Visually, this approach unlocks new creative directions. By applying microcement directly over old tiles, projects could transition from heavily gridded, busy surfaces to seamless walls and flooring that feel sculpted and architectural. The transformation is both visual and experiential: dated spaces gained a sense of continuity, with the absence of grout lines also making them easier to clean and maintain.
As budgets tighten and practical expectations rise, microcement overlays are set to remain a go-to strategy for transforming tiled spaces while maximising beauty and longevity.
Read More: Everything You Need To Know About Tile Resurfacing
Herringbone Timber Flooring
Proof that trends are cyclical, herringbone floorboards are back: elegant, rhythmic, and unexpectedly minimal when paired with today’s muted palettes and finishes like microcement.
Contemporary designers are still using herringbone for its geometry, but are leaning away from grandeur. A simple directional layout creates subtle movement across a space without overwhelming it.
In X-Bond projects, designers paired herringbone timber with seamless microcement walls. The appeal comes down to balance; herringbone carries connotations of traditional sophistication, but with less intensity than other ornate associations from classic eras. It’s textural without being “too much”, detailed but not overly decorative, and perfect for clients seeking interiors that feel truly timeless.
Even though minimalism is still in vogue, clients are moving away from hyper-sparse, flat, one-dimensional interiors. Much like microcement, herringbone provides a way to reintroduce craftsmanship — along with a bit of history — in a way that still feels fresh.
And so, the contrast between precision-laid timber and hand-finished microcement became one of our most surprising and successful material pairings of the year.
“Carved From Stone” Aesthetic
Some of our most viral hits this year — from Sculpt Adelaide to Hideaway House and the Sorrento Courtyard — are drenched floor to ceiling in X-Bond.

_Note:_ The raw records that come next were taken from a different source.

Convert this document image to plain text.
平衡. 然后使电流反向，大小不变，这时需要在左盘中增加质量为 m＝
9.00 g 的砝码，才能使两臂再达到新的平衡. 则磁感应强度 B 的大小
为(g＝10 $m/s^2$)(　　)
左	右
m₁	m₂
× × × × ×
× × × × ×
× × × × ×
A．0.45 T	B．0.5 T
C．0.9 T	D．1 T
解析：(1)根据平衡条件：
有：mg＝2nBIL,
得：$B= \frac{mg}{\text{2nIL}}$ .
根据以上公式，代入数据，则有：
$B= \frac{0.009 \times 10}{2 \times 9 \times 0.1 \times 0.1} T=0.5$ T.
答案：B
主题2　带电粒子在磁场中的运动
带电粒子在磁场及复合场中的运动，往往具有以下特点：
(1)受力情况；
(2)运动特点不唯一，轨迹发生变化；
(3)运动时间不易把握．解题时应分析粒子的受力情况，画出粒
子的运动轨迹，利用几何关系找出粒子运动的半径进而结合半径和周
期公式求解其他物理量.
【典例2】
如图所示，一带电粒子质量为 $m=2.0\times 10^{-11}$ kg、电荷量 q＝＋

The resulting spaces feel shaped and carved, rather than merely constructed, with seamless surfaces and integrated forms satisfying a rising interest in an elemental kind of luxury.

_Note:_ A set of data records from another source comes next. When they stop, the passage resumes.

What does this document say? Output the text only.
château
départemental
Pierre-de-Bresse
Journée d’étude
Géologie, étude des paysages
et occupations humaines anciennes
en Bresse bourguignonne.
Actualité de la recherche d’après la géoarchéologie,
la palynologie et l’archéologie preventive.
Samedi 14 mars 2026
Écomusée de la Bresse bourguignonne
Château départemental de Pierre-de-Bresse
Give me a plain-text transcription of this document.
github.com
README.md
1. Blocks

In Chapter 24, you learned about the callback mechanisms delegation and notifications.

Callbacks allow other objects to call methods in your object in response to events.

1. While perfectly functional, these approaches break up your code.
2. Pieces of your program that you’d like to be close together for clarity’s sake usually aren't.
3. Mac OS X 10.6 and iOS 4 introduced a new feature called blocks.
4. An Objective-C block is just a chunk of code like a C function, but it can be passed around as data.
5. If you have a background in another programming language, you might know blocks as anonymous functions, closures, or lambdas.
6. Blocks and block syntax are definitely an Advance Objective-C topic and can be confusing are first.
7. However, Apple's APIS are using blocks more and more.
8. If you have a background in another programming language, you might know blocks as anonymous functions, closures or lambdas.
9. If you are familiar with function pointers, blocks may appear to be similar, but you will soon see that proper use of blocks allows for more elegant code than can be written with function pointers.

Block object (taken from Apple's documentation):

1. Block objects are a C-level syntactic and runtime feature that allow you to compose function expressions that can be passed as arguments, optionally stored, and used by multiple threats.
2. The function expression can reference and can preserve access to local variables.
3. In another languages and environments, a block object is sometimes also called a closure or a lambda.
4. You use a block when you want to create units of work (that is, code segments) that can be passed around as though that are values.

At the heart of the trend is a desire for sculptural scale. Microcement’s versatility and consistent finish across surfaces allows architectural details to merge seamlessly, creating the illusion of spaces carved directly from a single mass. This monolithic continuity actually softens the environment, as much about feeling as it is about aesthetics. Tactile surfaces with an absence of harsh transitions promotes a sense of stillness, responding directly to our collective craving for sanctuary-like spaces.

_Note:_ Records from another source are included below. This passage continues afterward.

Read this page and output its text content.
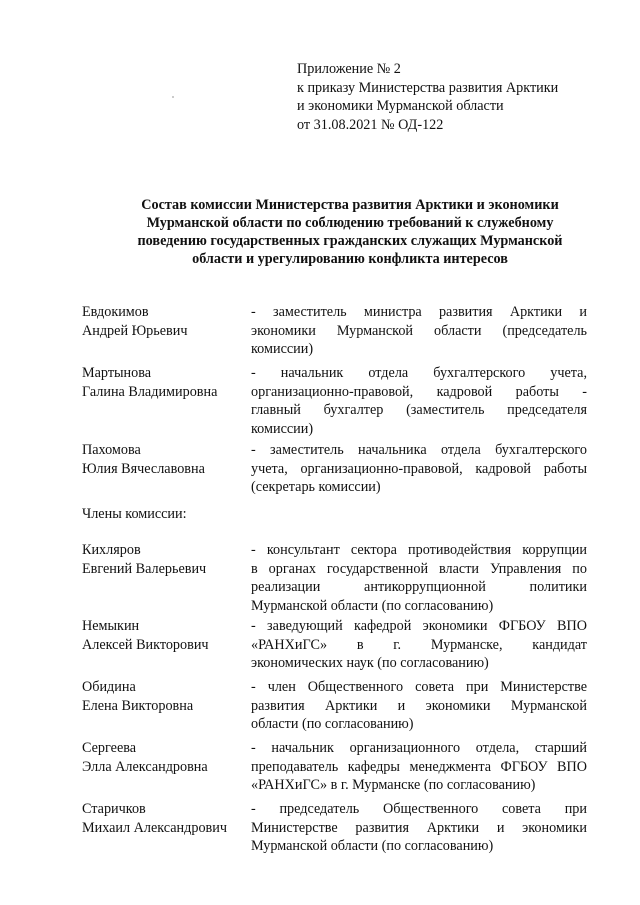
Приложение № 2
к приказу Министерства развития Арктики
и экономики Мурманской области
от 31.08.2021 № ОД-122
Состав комиссии Министерства развития Арктики и экономики
Мурманской области по соблюдению требований к служебному
поведению государственных гражданских служащих Мурманской
области и урегулированию конфликта интересов
Евдокимов
Андрей Юрьевич
- заместитель министра развития Арктики и
экономики Мурманской области (председатель
комиссии)
Мартынова
Галина Владимировна
- начальник отдела бухгалтерского учета,
организационно-правовой, кадровой работы -
главный бухгалтер (заместитель председателя
комиссии)
Пахомова
Юлия Вячеславовна
- заместитель начальника отдела бухгалтерского
учета, организационно-правовой, кадровой работы
(секретарь комиссии)
Члены комиссии:
Кихляров
Евгений Валерьевич
- консультант сектора противодействия коррупции
в органах государственной власти Управления по
реализации антикоррупционной политики
Мурманской области (по согласованию)
Немыкин
Алексей Викторович
- заведующий кафедрой экономики ФГБОУ ВПО
«РАНХиГС» в г. Мурманске, кандидат
экономических наук (по согласованию)
Обидина
Елена Викторовна
- член Общественного совета при Министерстве
развития Арктики и экономики Мурманской
области (по согласованию)
Сергеева
Элла Александровна
- начальник организационного отдела, старший
преподаватель кафедры менеджмента ФГБОУ ВПО
«РАНХиГС» в г. Мурманске (по согласованию)
Старичков
Михаил Александрович
- председатель Общественного совета при
Министерстве развития Арктики и экономики
Мурманской области (по согласованию)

By layering microcement on microcement, you can turning anything into a refuge — from a simple powder room to a skin rejuvenation clinic.
Honourable Mention: Stainless Steel
At the new Misha flagship in Melbourne’s Emporium, metal is a striking counterpoint to X-Bond’s soft, mineral-based texture. Designers Want Studio really leaned into sleek, industrial touches to bring sharp contrasts to an otherwise earthy, monolithic space.
Metal’s reflective qualities also play beautifully against the X-Bond’s matte, tactile surface. The harsh shopping centre lighting moves through the store in more dynamic, intentional ways.
This brief represents a shift toward curated contrasts in contemporary commercial interiors. Not just functional commerce hubs anymore, retail boutiques are being treated as an extension of brand identity and an integral element of marketing.
Stainless steel’s enduring durability, paired with X-Bond’s seamless versatility, has made it a duo we’d love to keep seeing in commercial design — and one that promises longevity well beyond the trend cycle.